Étiquette : Le tour du monde en 80 livres 2023 (Page 1 of 2)

Au fil des pages avec Ce genre de petites choses

Repéré en décembre 2022 chez Bianca, j’ai emprunté début janvier 2023 à la médiathèque Ce genre de petites choses de Claire Keegan (éd. 2020, 117 pages), un court roman qui a été chroniqué entretemps aussi chez Fondant. En décembre 1985, à l’approche de la quarantaine, Bill Furlong, marchand de bois et de charbon a réussi sa vie tant personnelle (marié et père de cinq filles) et professionnelle (gérant une entreprise prospère), alors même qu’il est né sans père et d’une mère domestique enceinte à 15 ans qui a pu l’élever auprès d’elle grâce à la générosité et la bienveillance de sa patronne, la riche veuve Mrs Wilson. Le travail ne manque pas à l’approche de Noël.

Une livraison de  charbon au couvent de son village va bouleverser sa vie si bien rangée et l’amener à se questionner sur sa propre existence. En effet, dans la réserve de charbon, il découvre une jeune fille esseulée, pieds nus malgré le froid de l’hiver qui semble avoir passé la nuit là et inquiète du sort réservé à son bébé de 14 mois sur le point d’être vendu par les Sœurs du couvent. Ce n’est pas la première fois qu’il est témoin d’incidents dérangeants au couvent. De nombreuses rumeurs circulent d’ailleurs mais personne jusqu’alors ne s’y appesantit d’autant que le couvent est généreux et permet de faire tourner l’économie locale. Face à l’hypocrisie générale et à la très grande influence des religieuses catholiques, que pourrait bien faire Bill Furlong: : fermer les yeux, mettre un terme aux agissements du couvent ou à tout le moins aider cette pauvre jeune fille?

J’ai apprécié le personnage de Bill Furlong, un homme ordinaire, tranquille mais déterminé à ne plus resté indifférent aux agissements constatés au couvent qui le renvoient à sa propre trajectoire de vie, à celle de sa mère qui aurait pu finir dans ce couvent sans Mrs Wilson et à sa quête des origines paternelles. Son bonheur se heurte à la maltraitance du couvent.

L’histoire s’inspire des Magdalene laundry en Irlande, les derniers couvents ayant été fermés en 1996 et qui exploitaient pour des travaux de blanchisseries des femmes et jeunes filles dans des conditions quasi carcérales afin de les « laver de leurs pêchés », la plupart du temps placées par leur propre famille car enceintes hors mariage, considérées comme trop effrontées et impertinentes, voire même trop coquettes et « aguicheuses »…

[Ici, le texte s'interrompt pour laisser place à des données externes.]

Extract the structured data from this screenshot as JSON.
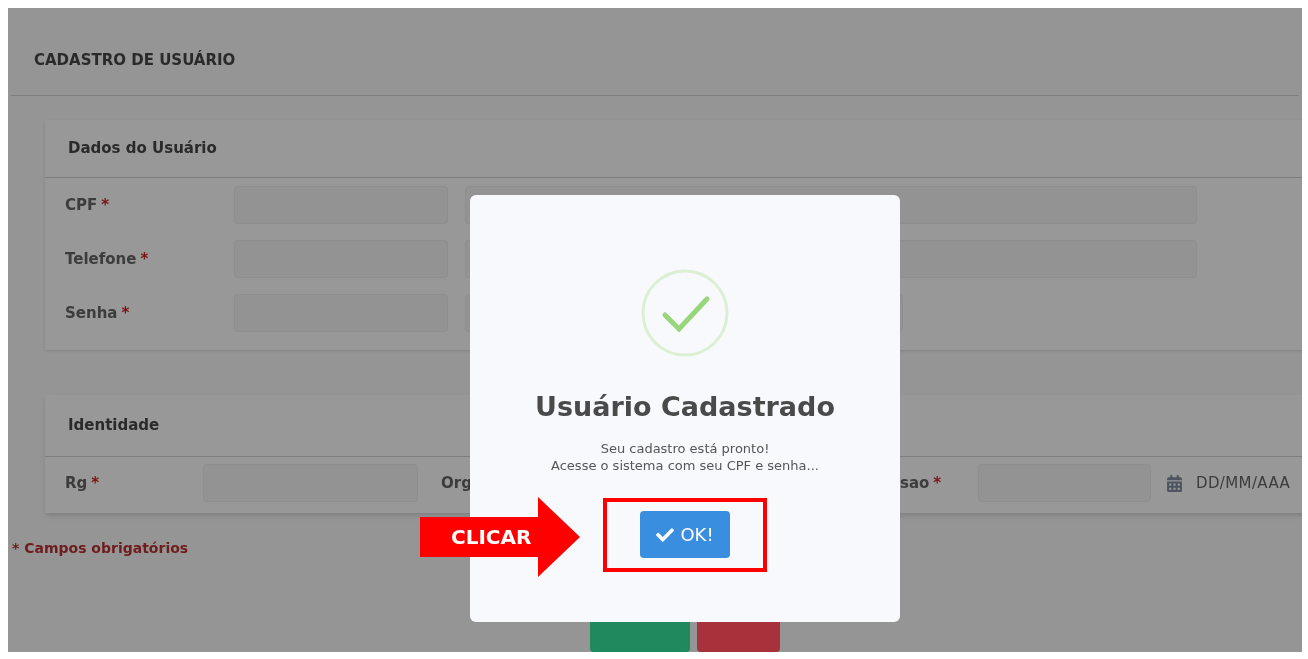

Un roman certes court mais marquant, tout en pudeur et au style concis, à la fin ouverte qui laisse une petite part à l’espoir, dans l’esprit d’un conte de Noël, même si je serai plus pessimiste, les répercussions s’annonçant terribles pour Bill Furlong!

J’ai enfin noté quelques passages gourmands pour le challenge Des livres (et des écrans en cuisine) comme la préparation du gâteau de Noël par la famille de Bill (p.25/26) qui donne envie de lécher la cuillère avec le reste de pâte, les repas de Mrs Kehoe dans son pub (p.96) ou bien encore l’assiette d’œuf ou bien encore le cake aux fruits et le thé servi chez les religieuses (p.72).

Pour d’autres avis: Bianca et Fondant.

Participation #3 (Parcours littéraire) Challenge Le tour du monde en 80 livres 2023 de Bidib #Irlande

Participation #4 Challenge Des livres (et des écrans) en cuisine 2023 de Bidib et Fondant #Plats irlandais et de Noël

Au fil des pages avec le tome 1 des Enquêtes de Lady Rose

J’ai lu, pendant le RAT British Mysteries 2023, le tome 1 sur 4 des Enquêtes de Lady Rose, Meurtre et séduction de M.C. Beaton (éd. Albin Michel, 2021, 299 pages), un roman historique au ton léger mêlant romance et enquête policière paru pour la première fois en Angleterre en 2003 et se déroulant à l’époque édouardienne, au début du XXe siècle.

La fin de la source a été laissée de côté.